Thus did Shoz-Dijiji, the Black Bear, fashion his tzi-daltai.

From a buckskin bag upon which Morning Star had sewn pretty beads the boy took a still smaller bag containing hoddentin, a pinch of which he sprinkled upon each side of the tzi-daltai, and then he tossed a pinch out over the cliff in front of him and one over his left shoulder and one over his right and a fourth behind him.

“Be good, O, winds!” he prayed.

Another pinch of hoddentin he tossed high in air above him. “Be good, O, ittindi! Make strong the medicine of Shoz-Dijiji that it may protect him from the weapons of his enemies.”

All night he stood there in the high place praying to Usen, to ittindi, to the four winds. Making big medicine was Shoz-Dijiji, the Black Bear; praying to be made strong and brave upon the war trail; praying for wisdom, for strength, for protection; praying to the kans of his people; and when morning came and the first rays of chigo-na-ay touched his aerie he still prayed. Not till then did he cease.

As deliberately as he had ascended, the Black Bear climbed down the escarpment and, apparently as fresh as when he had quit camp the preceding day, trotted rapidly down the canyon and into camp.
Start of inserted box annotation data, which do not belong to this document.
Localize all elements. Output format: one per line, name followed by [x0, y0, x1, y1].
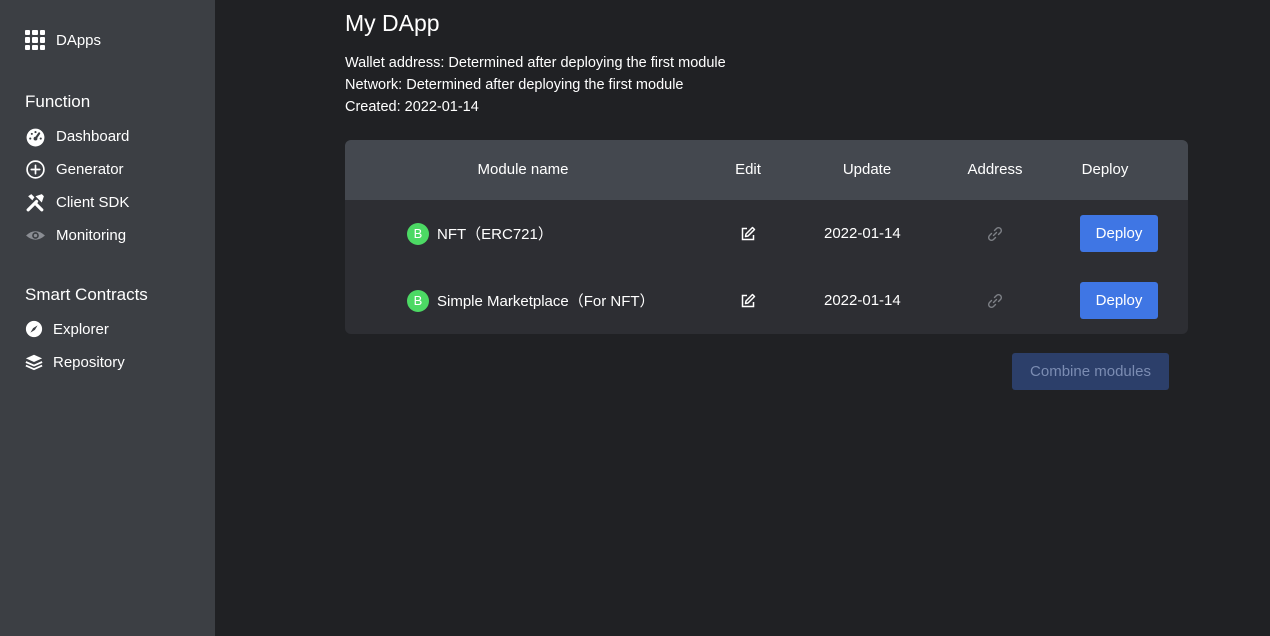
deploy-button[interactable]: Deploy — [1080, 282, 1158, 319]
sidebar-item-generator[interactable]: Generator — [25, 159, 124, 180]
modules-table: Module name Edit Update Address Deploy B… — [345, 140, 1188, 334]
main-content: My DApp Wallet address: Determined after… — [215, 0, 1270, 636]
edit-icon — [741, 226, 756, 240]
edit-icon — [741, 293, 756, 307]
sidebar-item-label: Explorer — [53, 320, 109, 338]
sidebar-item-explorer[interactable]: Explorer — [25, 319, 109, 339]
compass-icon — [25, 320, 43, 338]
combine-modules-button[interactable]: Combine modules — [1012, 353, 1169, 390]
table-header: Module name Edit Update Address Deploy — [345, 140, 1188, 200]
address-link[interactable] — [987, 200, 1003, 267]
edit-button[interactable] — [740, 267, 756, 334]
address-link[interactable] — [987, 267, 1003, 334]
module-name-cell: B NFT（ERC721） — [407, 200, 553, 267]
deploy-button[interactable]: Deploy — [1080, 215, 1158, 252]
app-root: DApps Function Dashboard Generator Clien… — [0, 0, 1270, 636]
tools-icon — [26, 194, 44, 212]
table-row: B NFT（ERC721） 2022-01-14 Deploy — [345, 200, 1188, 267]
update-date: 2022-01-14 — [824, 200, 901, 267]
sidebar-item-label: Repository — [53, 353, 125, 371]
sidebar-item-client-sdk[interactable]: Client SDK — [25, 192, 129, 213]
wallet-address: Wallet address: Determined after deployi… — [345, 55, 726, 71]
sidebar-item-label: Client SDK — [56, 194, 130, 211]
created-date: Created: 2022-01-14 — [345, 99, 479, 115]
sidebar-item-label: Dashboard — [56, 128, 130, 145]
sidebar-item-monitoring[interactable]: Monitoring — [25, 225, 126, 246]
plus-circle-icon — [26, 160, 45, 179]
update-date: 2022-01-14 — [824, 267, 901, 334]
sidebar: DApps Function Dashboard Generator Clien… — [0, 0, 215, 636]
update-date-text: 2022-01-14 — [824, 292, 901, 309]
sidebar-item-label: DApps — [56, 31, 102, 49]
gauge-icon — [26, 128, 45, 147]
layers-icon — [25, 354, 43, 371]
column-header-update: Update — [842, 161, 892, 178]
update-date-text: 2022-01-14 — [824, 225, 901, 242]
deploy-cell: Deploy — [1080, 200, 1158, 267]
grid-icon — [25, 30, 45, 50]
sidebar-section-smart-contracts: Smart Contracts — [25, 285, 148, 304]
module-name: Simple Marketplace（For NFT） — [437, 293, 655, 310]
eye-icon — [26, 231, 45, 240]
link-icon — [987, 226, 1003, 241]
column-header-module-name: Module name — [477, 161, 569, 178]
table-row: B Simple Marketplace（For NFT） 2022-01-14 — [345, 267, 1188, 334]
deploy-cell: Deploy — [1080, 267, 1158, 334]
sidebar-item-dapps[interactable]: DApps — [25, 30, 101, 50]
edit-button[interactable] — [740, 200, 756, 267]
module-name-cell: B Simple Marketplace（For NFT） — [407, 267, 655, 334]
column-header-deploy: Deploy — [1081, 161, 1129, 178]
sidebar-item-label: Monitoring — [56, 227, 127, 244]
column-header-address: Address — [967, 161, 1023, 178]
page-title: My DApp — [345, 10, 440, 36]
sidebar-item-dashboard[interactable]: Dashboard — [25, 126, 129, 147]
network-info: Network: Determined after deploying the … — [345, 77, 684, 93]
status-badge: B — [407, 222, 429, 245]
module-name: NFT（ERC721） — [437, 226, 553, 243]
sidebar-section-function: Function — [25, 92, 91, 111]
status-badge: B — [407, 289, 429, 312]
column-header-edit: Edit — [735, 161, 761, 178]
link-icon — [987, 293, 1003, 308]
sidebar-item-label: Generator — [56, 161, 124, 178]
sidebar-item-repository[interactable]: Repository — [25, 352, 125, 372]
No one paid any attention to him as he went directly to the shelter of Nakay-do-klunni, the medicine man.

The izze-nantan looked up as the youth stopped before him, and grunted.

“Nakay-do-klunni,” said the lad, “Shoz-Dijiji goes upon the war trail for the first time today. All night he has prayed in the high places. Shoz-Dijiji has made strong medicine. He brings it to Nakay-do-klunni to bless, that it may be very strong.” He held his tzi-daltai toward the izze-nantan.

Nakay-do-klunni, squatting in the dirt, took the amulet and blew upon it; he mumbled gibberish above it; sprinkled hoddentin upon it; made strange passes in the air that thrilled Shoz-Dijiji—Shoz-Dijiji, who could climb a sheer precipice without a thrill. Then he handed it back to Shoz-Dijiji, grunted and held out his palm. The lad emptied the contents of his little pouch into his own hand and selecting a piece of duklij, the impure malachite that the whites of the Southwest call turquoise, he offered it to the izze-nantan.

Nakay-do-klunni accepted the proffered honorarium, examined it, dropped it into his own pouch and grunted.